İlk kitabın sayfalarını çevirip başlamış okumaya Kuşlar pür dikkat dinliyormuş. Günler geçtikçe küçük çocuk iyileşmeye başlamış. Üç küçük dostunla sonsuz bir dostluk kurmuştu. Kitaplar okunur okunmaz Serçeler bilgin kumruya hemen teslim ediyormuş. Yaz derken sonbahar ve kış bastırmış. Küçük çocuk hergün pencereye yem koyup; arada sırada üşüdükleri zaman üç minik serçeyi içeriye almış.Annesi de bu güzel dostluğu öğrenmiş. Sevgiyle onlara gizlice göz kırparak "sağolun" diyormuş. Vee kardelen uyanmış baharı müjdelemişti. Mutluluk, iyilik, cesaret eşleri ve yavrularınla küçük dostlarının penceresine konup cıvıl cıvıl ötmeye başlamışlar.
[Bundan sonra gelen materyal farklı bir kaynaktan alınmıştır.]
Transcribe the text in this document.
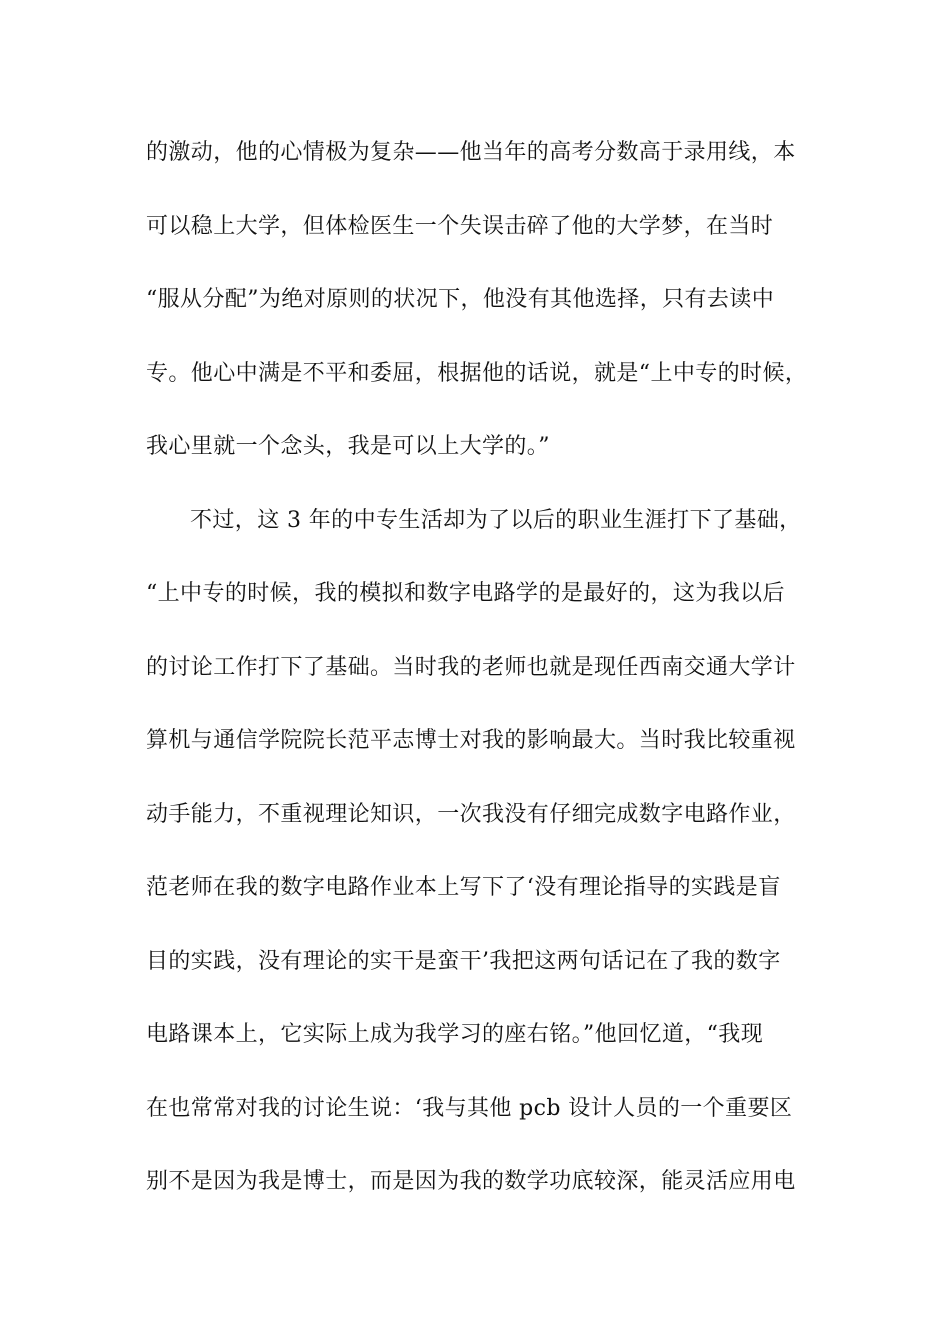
的激动，他的心情极为复杂——他当年的高考分数高于录用线，本
可以稳上大学，但体检医生一个失误击碎了他的大学梦，在当时
“服从分配”为绝对原则的状况下，他没有其他选择，只有去读中
专。他心中满是不平和委屈，根据他的话说，就是“上中专的时候，
我心里就一个念头，我是可以上大学的。”
不过，这 3 年的中专生活却为了以后的职业生涯打下了基础，
“上中专的时候，我的模拟和数字电路学的是最好的，这为我以后
的讨论工作打下了基础。当时我的老师也就是现任西南交通大学计
算机与通信学院院长范平志博士对我的影响最大。当时我比较重视
动手能力，不重视理论知识，一次我没有仔细完成数字电路作业，
范老师在我的数字电路作业本上写下了‘没有理论指导的实践是盲
目的实践，没有理论的实干是蛮干’我把这两句话记在了我的数字
电路课本上，它实际上成为我学习的座右铭。”他回忆道，“我现
在也常常对我的讨论生说：‘我与其他 pcb 设计人员的一个重要区
别不是因为我是博士，而是因为我的数学功底较深，能灵活应用电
"Sizleri görmek ne güzel... ne güzel. Sayenizde iyileştim.Artık okuluma devam etmekteyim. sizlere nekadar teşekkür etsem azdır."
İki elini uzatınca mutluluk, iyilik ,cesaret, eşleri, yavruları küçük dostlarının avuçlarına konmuşlar.
Üç küçük serçe birbirlerine neşeyle bakıp" Daha yapacak çok işlerimiz var." diyerek Gökyüzüne doğru uçmuşlar.